When we first ran our recruitment form via social media we were delighted to see the numbers of applicants soar. Until we looked at the quality of responses and found that some of the 900 or so responses – okay 90% of the responses – were by bots trying to claim the Amazon vouchers we were offering to participants.

We learned however that this can easily be overcome by creating a landing page on our site and embedding the form on that page. Just adding in this simple step allowed us to add further details about the interview and to confuse bots that were actively seeking out social media posts with links to survey platforms. This resulted in 0 bots answering our next recruitment campaign allowing us to focus more on what we really love – real people.

Covid and social distancing weren’t a barrier to user research

We adapted our approach to conduct user research with real users in real time, building on the skills we all learned since the pandemic. With clear guidance and a little hand holding we were able to find out some really valuable insights from users about existing processes. With a little bit of imagination and a little tech we were also able to share the interviews, live, with stakeholders in the business exactly like we’d have done using an ‘observation room’ if we weren’t in a pandemic.

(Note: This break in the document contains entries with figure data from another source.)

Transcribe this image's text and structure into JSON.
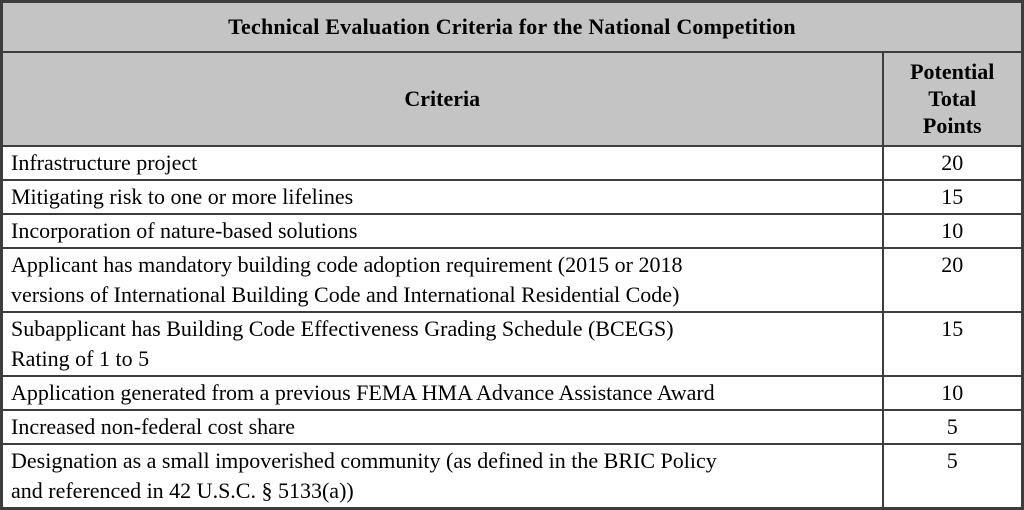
{
  "document": {
    "title": "Technical Evaluation Criteria for the National Competition",
    "columns": {
      "criteria": "Criteria",
      "points": "Potential Total Points"
    },
    "rows": [
      {
        "criteria": "Infrastructure project",
        "points": "20"
      },
      {
        "criteria": "Mitigating risk to one or more lifelines",
        "points": "15"
      },
      {
        "criteria": "Incorporation of nature-based solutions",
        "points": "10"
      },
      {
        "criteria": "Applicant has mandatory building code adoption requirement (2015 or 2018\nversions of International Building Code and International Residential Code)",
        "points": "20"
      },
      {
        "criteria": "Subapplicant has Building Code Effectiveness Grading Schedule (BCEGS)\nRating of 1 to 5",
        "points": "15"
      },
      {
        "criteria": "Application generated from a previous FEMA HMA Advance Assistance Award",
        "points": "10"
      },
      {
        "criteria": "Increased non-federal cost share",
        "points": "5"
      },
      {
        "criteria": "Designation as a small impoverished community (as defined in the BRIC Policy\nand referenced in 42 U.S.C. § 5133(a))",
        "points": "5"
      }
    ],
    "colors": {
      "header_bg": "#c4c4c4",
      "border": "#3d3d3d",
      "text": "#000000",
      "row_bg": "#ffffff"
    }
  }
}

It worked so well we realised that it probably adds more value than if we actually did it in real life. The user is more comfortable and natural in their own environment on their own sofa. It’s probably more ‘realistic’ in that respect. Observation is easier and less intrusive allowing others to draw their own conclusions and make their own points. It’s recorded so we could spend less time on taking notes and more time experiencing the customer journey as they carried out a transactions on the Blaenau Gwent website.

Data and user research need to work together to make a whole story

Listening to users is great and gets even better when you can handle business and operational data in a way to help tell a story. During the discovery phase we learnt that adding collated business data into a database with consistent formatting makes it far easier to look for trends and check parts of what we learned in the customer interviews. It seems an obvious thing to say – but how many reading this have mass amounts of data kept in disparate spreadsheets with semi functional macros that don’t quite work, written by someone that’s left the business? Sound familiar?

We used PostgreSQL to import data from most of the last four years to analyse. It showed us the shift between phone and web ordering over time, numbers of duplicate orders, excessive orders, delivered, non-delivered – and fundamentally, combined with the user research provided a clear problem for us to solve in these next delivery stages.

So what next?

We’re lucky to have been joined by a new delivery lead for the project – James. A fresh look on the project, plus the whole team answering questions from James as he gets up to speed helped us to take stock. We know we could always have done more research and we could have looked in to even more data – but in terms of adding value early, as agile delivery aims to do, we’re in a great place to move forward and develop  prototypes for improved services with a new look and feel.